Some of those affected retirees are urging the pension board to instead apply the new rules only to people who left civil service after 2020 — when the state Supreme Court upheld Brown’s law — rather than when the law itself took effect a decade ago. That’s in keeping with policies several other retirement boards have adopted.
“This can be the difference between whether they eat or pay a utility bill or purchase a prescription they need,” Tracey Pirie, a retired Ventura County Sheriff’s Department manager, told the board that oversees her pension fund earlier this week.
When the California Supreme Court upheld Brown’s Public Employees’ Pension Reform Act in July of 2020, it directed the state’s 20 county-run pension funds to comply with it.
The law reduced the potential retirement income of government employees hired after 2013 by changing pension formulas. It also restricted a variety of financial incentives that had counted toward workers’ pensions, including standby pay and large amounts of accrued vacation.
Since the 2020 decision, county funds have been recalculating how much they owe members whose pensions were calculated with the incentives that Brown’s law capped.
The process proved to be exceedingly complex. Pension funds in Sacramento and Los Angeles counties, for instance, this month reported they’re still making adjustments. In some cases, retirees are getting money back because they paid into the system for benefits they won’t receive.
The Ventura case at the 2nd District Court of Appeals turned on a narrow question: How many hours of leave could employees cash out in their final years on the job and apply toward the formula that determines their monthly pension income.

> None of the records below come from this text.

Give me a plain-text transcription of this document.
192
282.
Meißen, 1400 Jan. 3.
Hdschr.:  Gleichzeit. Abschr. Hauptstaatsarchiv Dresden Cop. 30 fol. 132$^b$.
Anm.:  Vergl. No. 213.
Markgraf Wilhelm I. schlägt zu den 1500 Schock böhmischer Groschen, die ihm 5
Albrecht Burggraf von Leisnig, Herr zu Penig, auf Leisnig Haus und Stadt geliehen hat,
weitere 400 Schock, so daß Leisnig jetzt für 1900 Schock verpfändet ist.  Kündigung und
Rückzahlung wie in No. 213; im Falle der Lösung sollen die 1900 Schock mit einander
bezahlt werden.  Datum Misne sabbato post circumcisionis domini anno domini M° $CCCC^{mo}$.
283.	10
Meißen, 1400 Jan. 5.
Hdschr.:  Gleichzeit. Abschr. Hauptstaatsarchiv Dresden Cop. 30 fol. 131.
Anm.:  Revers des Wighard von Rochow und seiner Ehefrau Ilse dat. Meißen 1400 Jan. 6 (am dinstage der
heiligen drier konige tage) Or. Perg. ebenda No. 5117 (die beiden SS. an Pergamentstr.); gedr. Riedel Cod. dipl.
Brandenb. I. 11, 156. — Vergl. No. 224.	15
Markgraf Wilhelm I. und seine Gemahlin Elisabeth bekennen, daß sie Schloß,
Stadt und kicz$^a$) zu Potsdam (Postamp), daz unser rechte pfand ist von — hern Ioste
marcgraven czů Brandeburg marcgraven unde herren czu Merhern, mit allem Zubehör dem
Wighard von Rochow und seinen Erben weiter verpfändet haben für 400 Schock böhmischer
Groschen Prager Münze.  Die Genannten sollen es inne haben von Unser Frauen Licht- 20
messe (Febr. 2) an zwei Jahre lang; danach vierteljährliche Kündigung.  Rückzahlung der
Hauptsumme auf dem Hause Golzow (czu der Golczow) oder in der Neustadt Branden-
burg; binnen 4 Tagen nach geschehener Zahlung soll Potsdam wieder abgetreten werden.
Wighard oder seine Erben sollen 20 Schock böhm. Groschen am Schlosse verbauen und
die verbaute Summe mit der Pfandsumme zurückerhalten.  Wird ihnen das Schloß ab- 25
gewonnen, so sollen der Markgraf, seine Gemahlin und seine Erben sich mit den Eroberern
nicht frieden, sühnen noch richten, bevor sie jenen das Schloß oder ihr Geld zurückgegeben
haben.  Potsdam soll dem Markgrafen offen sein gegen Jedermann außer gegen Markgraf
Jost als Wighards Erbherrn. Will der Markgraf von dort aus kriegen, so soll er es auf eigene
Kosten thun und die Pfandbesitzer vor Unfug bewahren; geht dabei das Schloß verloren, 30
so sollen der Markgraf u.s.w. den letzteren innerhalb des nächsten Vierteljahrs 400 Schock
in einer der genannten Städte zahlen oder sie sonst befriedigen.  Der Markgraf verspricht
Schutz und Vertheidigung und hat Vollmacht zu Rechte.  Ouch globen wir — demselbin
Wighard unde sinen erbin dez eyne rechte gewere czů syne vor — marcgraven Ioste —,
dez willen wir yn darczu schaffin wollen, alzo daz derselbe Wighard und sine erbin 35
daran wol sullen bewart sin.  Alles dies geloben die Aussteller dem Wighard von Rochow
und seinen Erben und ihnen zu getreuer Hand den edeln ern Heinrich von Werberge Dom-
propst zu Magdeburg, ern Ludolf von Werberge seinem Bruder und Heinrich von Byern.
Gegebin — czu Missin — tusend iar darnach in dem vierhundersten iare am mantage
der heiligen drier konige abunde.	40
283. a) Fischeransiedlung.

The 2013 law caps that amount at the number of hours an employee accrues in one year and is permitted to cash out. For instance, employees who accrue 200 hours of leave in one year could cash out that amount of time and apply the extra income toward their pension if their contract allows it.
Until 2020, the Ventura fund permitted workers to choose a 12- or 36-month period to calculate their average income. Those dates did not have to align with a calendar year, and an employee over a 12-month period could cash out unused hours of personal leave in amounts that exceeded a single year’s vacation buydown allowance.
The appeals court upheld the Ventura retirement fund’s decision to prohibit such “straddling. — or, as the Ventura retirement fund’s attorney Ashley Dunning labeled it, “pension spiking.”
A group of retirees sought to retain the previous policy, arguing that Ventura County’s leave cashout policies were already more stringent than state law allows. For instance, the lawsuit named retired Ventura County Counsel Leroy Smith, who accrued 368 hours of leave each year. The county capped his pensionable leave cashout at 200 hours in one year, which was far less than the time off he accrued every year.
David Mastagni, a Sacramento lawyer who represents public safety unions and argued on their behalf in the 2020 pension case at the California Supreme Court, characterized the appeals court ruling as narrow. He said several other disputes are unfolding around the state on similarly niche questions.
He also said current employees could bargain to lift the amount of hours they can cashout in a single year, which would create a situation in which someone like Smith could have counted more hours toward his pension formula.
“The ironic thing is if in their next contract the union negotiates that they can cash out an additional 40 hours per year, then it’s going to be perfectly legal,” he said.